Meyenberg currently owns eight different concepts that include European-style bistros, trendy brunch spots, tiki bars as well as Hanky Panky and the all-female Brujas, which are both on the 50 Best Bars list. Palapa Cantina was recently opened in partnership with Alberto Gonzales, co-founder of Limantour, with whom Meyenberg also collaborates for The Liquid Show bar show.

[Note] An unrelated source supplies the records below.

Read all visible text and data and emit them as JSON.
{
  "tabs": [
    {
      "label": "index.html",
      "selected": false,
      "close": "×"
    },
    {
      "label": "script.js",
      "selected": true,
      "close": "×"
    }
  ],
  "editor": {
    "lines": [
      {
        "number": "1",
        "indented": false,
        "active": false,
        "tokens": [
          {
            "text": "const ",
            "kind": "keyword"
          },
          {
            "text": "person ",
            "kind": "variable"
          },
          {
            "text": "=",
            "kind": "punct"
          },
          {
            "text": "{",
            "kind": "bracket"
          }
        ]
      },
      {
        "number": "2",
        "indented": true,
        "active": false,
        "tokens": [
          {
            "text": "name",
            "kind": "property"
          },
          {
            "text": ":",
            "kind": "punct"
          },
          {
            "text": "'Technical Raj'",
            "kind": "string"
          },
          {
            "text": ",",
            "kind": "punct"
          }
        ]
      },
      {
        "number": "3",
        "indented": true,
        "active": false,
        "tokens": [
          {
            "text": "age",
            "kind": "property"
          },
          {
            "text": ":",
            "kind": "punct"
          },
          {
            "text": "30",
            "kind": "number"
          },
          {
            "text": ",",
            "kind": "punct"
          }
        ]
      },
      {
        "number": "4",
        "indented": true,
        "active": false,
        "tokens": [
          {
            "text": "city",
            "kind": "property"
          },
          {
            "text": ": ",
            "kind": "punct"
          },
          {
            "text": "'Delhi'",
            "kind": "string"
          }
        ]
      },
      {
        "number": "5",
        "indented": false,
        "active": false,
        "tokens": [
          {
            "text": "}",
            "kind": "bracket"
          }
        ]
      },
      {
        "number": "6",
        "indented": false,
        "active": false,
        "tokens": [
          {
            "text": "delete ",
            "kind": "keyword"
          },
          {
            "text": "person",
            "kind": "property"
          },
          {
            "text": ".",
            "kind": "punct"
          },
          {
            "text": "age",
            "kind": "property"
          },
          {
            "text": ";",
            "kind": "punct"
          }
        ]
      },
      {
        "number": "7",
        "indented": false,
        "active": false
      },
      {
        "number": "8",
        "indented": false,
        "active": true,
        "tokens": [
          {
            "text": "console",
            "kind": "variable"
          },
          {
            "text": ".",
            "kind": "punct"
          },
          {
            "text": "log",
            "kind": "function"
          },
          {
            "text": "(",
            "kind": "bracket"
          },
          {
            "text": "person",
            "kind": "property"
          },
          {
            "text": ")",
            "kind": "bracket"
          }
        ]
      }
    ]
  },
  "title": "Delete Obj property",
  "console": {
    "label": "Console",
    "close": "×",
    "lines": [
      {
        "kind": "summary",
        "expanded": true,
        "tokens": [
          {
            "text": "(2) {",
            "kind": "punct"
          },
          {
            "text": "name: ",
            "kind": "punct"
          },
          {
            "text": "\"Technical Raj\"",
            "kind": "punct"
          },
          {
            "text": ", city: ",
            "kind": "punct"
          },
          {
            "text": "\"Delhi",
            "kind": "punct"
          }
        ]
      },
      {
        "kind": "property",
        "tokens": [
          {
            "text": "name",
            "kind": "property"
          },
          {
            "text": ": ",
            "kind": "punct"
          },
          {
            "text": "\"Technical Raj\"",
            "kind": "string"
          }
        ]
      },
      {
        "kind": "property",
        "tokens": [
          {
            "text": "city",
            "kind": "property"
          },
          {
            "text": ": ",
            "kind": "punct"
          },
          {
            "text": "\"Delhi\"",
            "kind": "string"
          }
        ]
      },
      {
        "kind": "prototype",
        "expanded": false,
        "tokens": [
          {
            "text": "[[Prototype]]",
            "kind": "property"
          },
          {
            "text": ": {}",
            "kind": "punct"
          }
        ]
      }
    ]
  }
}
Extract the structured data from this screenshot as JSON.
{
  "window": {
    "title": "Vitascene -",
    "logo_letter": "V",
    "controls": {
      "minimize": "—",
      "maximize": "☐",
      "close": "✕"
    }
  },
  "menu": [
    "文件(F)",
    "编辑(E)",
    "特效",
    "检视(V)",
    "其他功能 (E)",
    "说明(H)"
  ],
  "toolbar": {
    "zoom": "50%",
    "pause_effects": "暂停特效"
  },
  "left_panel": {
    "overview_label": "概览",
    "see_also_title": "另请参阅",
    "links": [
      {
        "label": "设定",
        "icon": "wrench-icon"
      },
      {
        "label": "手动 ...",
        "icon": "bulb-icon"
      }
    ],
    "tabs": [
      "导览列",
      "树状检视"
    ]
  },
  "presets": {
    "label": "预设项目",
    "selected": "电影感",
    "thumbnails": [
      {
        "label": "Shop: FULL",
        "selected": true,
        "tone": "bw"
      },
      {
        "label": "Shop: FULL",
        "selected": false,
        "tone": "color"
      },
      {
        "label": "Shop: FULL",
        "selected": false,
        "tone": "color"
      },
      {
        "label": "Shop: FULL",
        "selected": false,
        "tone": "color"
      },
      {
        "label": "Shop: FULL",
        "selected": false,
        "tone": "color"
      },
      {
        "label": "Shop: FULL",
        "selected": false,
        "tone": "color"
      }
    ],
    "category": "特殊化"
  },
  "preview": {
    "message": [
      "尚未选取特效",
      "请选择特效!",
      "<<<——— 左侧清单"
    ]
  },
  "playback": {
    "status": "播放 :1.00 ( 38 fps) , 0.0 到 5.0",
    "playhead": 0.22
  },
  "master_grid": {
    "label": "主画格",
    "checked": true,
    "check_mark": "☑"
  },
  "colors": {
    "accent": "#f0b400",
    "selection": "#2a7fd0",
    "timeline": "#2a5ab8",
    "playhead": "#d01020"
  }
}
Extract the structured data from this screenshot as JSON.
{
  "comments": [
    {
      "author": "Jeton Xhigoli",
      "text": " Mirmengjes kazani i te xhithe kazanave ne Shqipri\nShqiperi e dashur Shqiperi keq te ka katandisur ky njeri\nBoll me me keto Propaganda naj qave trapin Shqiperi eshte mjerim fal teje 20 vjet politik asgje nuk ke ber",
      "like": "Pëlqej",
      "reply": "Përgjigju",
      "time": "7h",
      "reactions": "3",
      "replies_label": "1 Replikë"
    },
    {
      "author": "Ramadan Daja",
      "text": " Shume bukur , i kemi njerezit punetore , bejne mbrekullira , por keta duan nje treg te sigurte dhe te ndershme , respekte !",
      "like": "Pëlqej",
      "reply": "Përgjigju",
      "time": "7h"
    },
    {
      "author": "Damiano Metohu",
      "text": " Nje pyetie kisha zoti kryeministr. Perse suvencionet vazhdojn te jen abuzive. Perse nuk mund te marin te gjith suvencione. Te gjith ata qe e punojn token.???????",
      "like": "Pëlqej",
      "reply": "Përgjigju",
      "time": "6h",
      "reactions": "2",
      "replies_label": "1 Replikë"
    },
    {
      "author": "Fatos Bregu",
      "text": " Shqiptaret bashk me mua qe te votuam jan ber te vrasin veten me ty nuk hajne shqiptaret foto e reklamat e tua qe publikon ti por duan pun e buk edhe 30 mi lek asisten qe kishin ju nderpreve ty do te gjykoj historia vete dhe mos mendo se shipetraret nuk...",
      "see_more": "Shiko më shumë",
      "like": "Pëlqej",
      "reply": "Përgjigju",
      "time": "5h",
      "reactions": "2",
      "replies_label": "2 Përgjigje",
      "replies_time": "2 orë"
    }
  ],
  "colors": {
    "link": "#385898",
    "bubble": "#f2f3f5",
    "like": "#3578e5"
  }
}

“I never considered myself a bartender or a public figure attached to a single bar like Tato [Giovannoni] at Florería Atlántico or Jean [Trinh] at Alquímico, I see myself as an entrepreneur who enjoys hospitality and creating beautiful concepts, that’s how I fulfil my need for creativity. When I left music, there was a hole in my soul. It was very difficult to go from an intense life of creativity – on tour, composing, recording albums – to working in an office. My creative process is now developing different concepts and every time a concept is settled, I can move on and develop something new.

“All of the concepts I design to be places where I want to go – places where I spend time and take my friends. Hanky Panky was never meant to be a speakeasy like it is now, it was meant to be only for friends, like a members’ only club where everyone brought bottles. But friends started to bring their friends, and so I came up with the idea of selling memberships, but we ended up selling 3,000 and members couldn’t get in even though they had memberships, so it became a speakeasy. But it was always supposed to be secret, it was never intended to be the success that it is now.”

There’s a clarity to the way Meyenberg sees hospitality concepts. His latest venture, Palapa Cantina, went from an empty car park and an idea to a finished venue in six months. No doubt there have been countless stresses and sleepless nights on his end, but there’s a grace and natural magnetism to the projects he creates – if he builds it, they will come.

“The way I see it, I have a beautiful opportunity to make people happy, that’s the most important thing, and I think I’m good at it.”